Услышав, что Гарнет следует за ним, Флинт вздохнул с облегчением, но так и не оглянулся. Надо же, он, оказывается, не на шутку беспокоился, что рыжеволосой вдовице в самом деле втемяшится в голову повернуть к каравану. Сам Флинт понимал, что от того места следовало держаться подальше. Дорога к фургонам заняла бы два дня. Но даже если бы им посчастливилось добраться к месту трагедии, не став добычей индейцев, что бы они нашли? После того как с переселенцами покончили команчи и довершили дело канюки, трупы несчастных еще долго жарились бы на солнце, и это ужасное зрелище стояло бы перед глазами Гарнет до конца ее дней. Так что, не позволяя ей возвратиться назад, он оказывал ей услугу, о которой женщина даже не догадывалась.

Пусть думает все, что угодно. Он не привык ни перед кем отчитываться в своих поступках и поэтому выбрал тот образ жизни, которым жил. Время от времени, чтобы немного подзаработать, водил караваны, но вообще предпочитал одиночество. Он не нуждался ни в чьем обществе, и ему не нужен был никто, кроме доброго коня вроде Сэма. Он желал только одного: брести куда угодно душе, устраиваться на ночлег под звездным одеялом и, просыпаясь, славить божественное солнце. Флинт не был верующим, но, подобно индейцам, которых знал, чтил святость в красоте природы. И не испытывал потребности возводить причудливые храмы, которые видел на Востоке.

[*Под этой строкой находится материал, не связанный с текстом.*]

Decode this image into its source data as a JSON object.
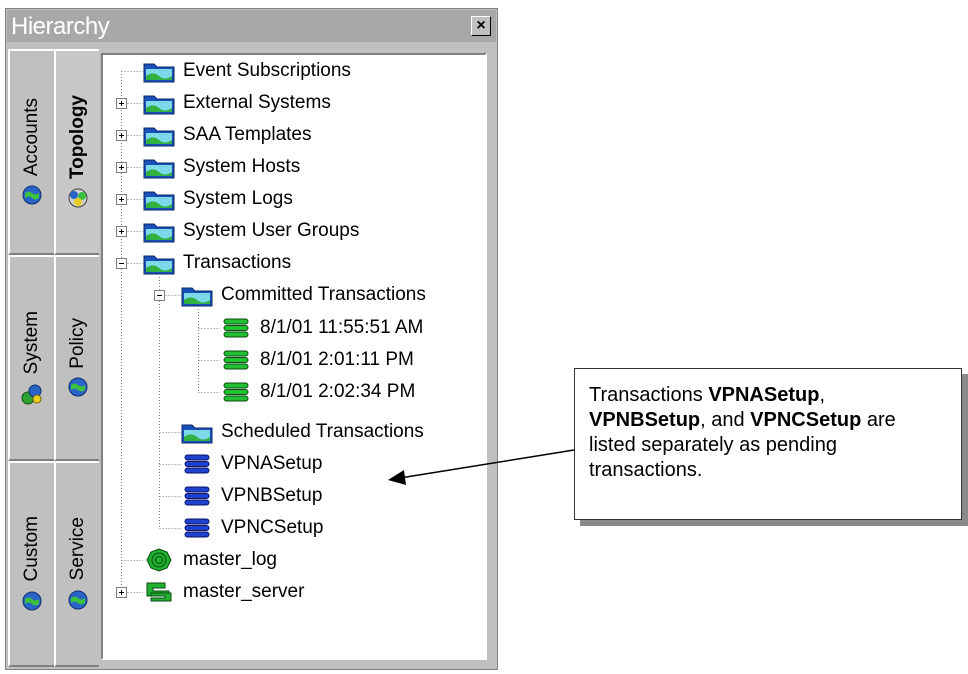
{
  "panel": {
    "title": "Hierarchy",
    "close_glyph": "×"
  },
  "tabs": [
    {
      "label": "Accounts",
      "icon": "globe-icon",
      "active": false
    },
    {
      "label": "Topology",
      "icon": "topology-icon",
      "active": true
    },
    {
      "label": "System",
      "icon": "system-icon",
      "active": false
    },
    {
      "label": "Policy",
      "icon": "globe-icon",
      "active": false
    },
    {
      "label": "Custom",
      "icon": "globe-icon",
      "active": false
    },
    {
      "label": "Service",
      "icon": "globe-icon",
      "active": false
    }
  ],
  "tree": {
    "nodes": [
      {
        "label": "Event Subscriptions",
        "icon": "folder-icon",
        "expander": "none"
      },
      {
        "label": "External Systems",
        "icon": "folder-icon",
        "expander": "plus"
      },
      {
        "label": "SAA Templates",
        "icon": "folder-icon",
        "expander": "plus"
      },
      {
        "label": "System Hosts",
        "icon": "folder-icon",
        "expander": "plus"
      },
      {
        "label": "System Logs",
        "icon": "folder-icon",
        "expander": "plus"
      },
      {
        "label": "System User Groups",
        "icon": "folder-icon",
        "expander": "plus"
      },
      {
        "label": "Transactions",
        "icon": "folder-icon",
        "expander": "minus"
      },
      {
        "label": "Committed Transactions",
        "icon": "folder-icon",
        "expander": "minus"
      },
      {
        "label": "8/1/01 11:55:51 AM",
        "icon": "committed-transaction-icon",
        "expander": "none"
      },
      {
        "label": "8/1/01 2:01:11 PM",
        "icon": "committed-transaction-icon",
        "expander": "none"
      },
      {
        "label": "8/1/01 2:02:34 PM",
        "icon": "committed-transaction-icon",
        "expander": "none"
      },
      {
        "label": "Scheduled Transactions",
        "icon": "folder-icon",
        "expander": "none"
      },
      {
        "label": "VPNASetup",
        "icon": "pending-transaction-icon",
        "expander": "none"
      },
      {
        "label": "VPNBSetup",
        "icon": "pending-transaction-icon",
        "expander": "none"
      },
      {
        "label": "VPNCSetup",
        "icon": "pending-transaction-icon",
        "expander": "none"
      },
      {
        "label": "master_log",
        "icon": "log-icon",
        "expander": "none"
      },
      {
        "label": "master_server",
        "icon": "server-icon",
        "expander": "plus"
      }
    ]
  },
  "callout": {
    "t1": "Transactions ",
    "b1": "VPNASetup",
    "t2": ", ",
    "b2": "VPNBSetup",
    "t3": ", and ",
    "b3": "VPNCSetup",
    "t4": " are listed separately as pending transactions."
  }
}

Ко всему прочему он не отличался разговорчивостью. И никогда не пытался объяснить свои чувства братьям Люку и Кливу. Лишь один человек понимал его душу — первая жена Люка Сара. Флинт вспомнил мягкую, застенчивую женщину и, в очередной раз представив, что испытала она и его мать, понял, что не успокоится до тех пор, пока не отомстит насильникам и убийцам. Пусть это займет весь остаток его жизни, но Флинт станет преследовать преступника — человека по имени Чарли Уолден.

Упавшая капля вернула его к действительности. Флинт вытащил из седельной сумки пончо и взглянул на небо: занимался серый день без единого голубого просвета и, судя по всему, с дождем до вечера.

— Ну вот, Сэм, как будто бы немного повезло. Хороший дождик смоет наши следы. — Он повернулся и посмотрел на съежившуюся в седле Гарнет. — Промокнете. Наденьте пончо.

— Я его не взяла.

— Черт! — Флинт натянул поводья и, спускаясь на землю, проворчал: — Только подумай, Сэм, даже на это не хватило ума. — Он стащил с себя пончо и подал Гарнет. — Держите это. Здесь негде укрыться. Не хватает еще возиться с больной женщиной.

— Вы чрезвычайно любезны, — запротестовала молодая женщина. — Я вам искренне благодарна. Но это совершенно не обязательно. Я привыкла ездить под дождем, так что, поверьте, здоровья мне не занимать. — И Гарнет отвела протянутую руку с пончо.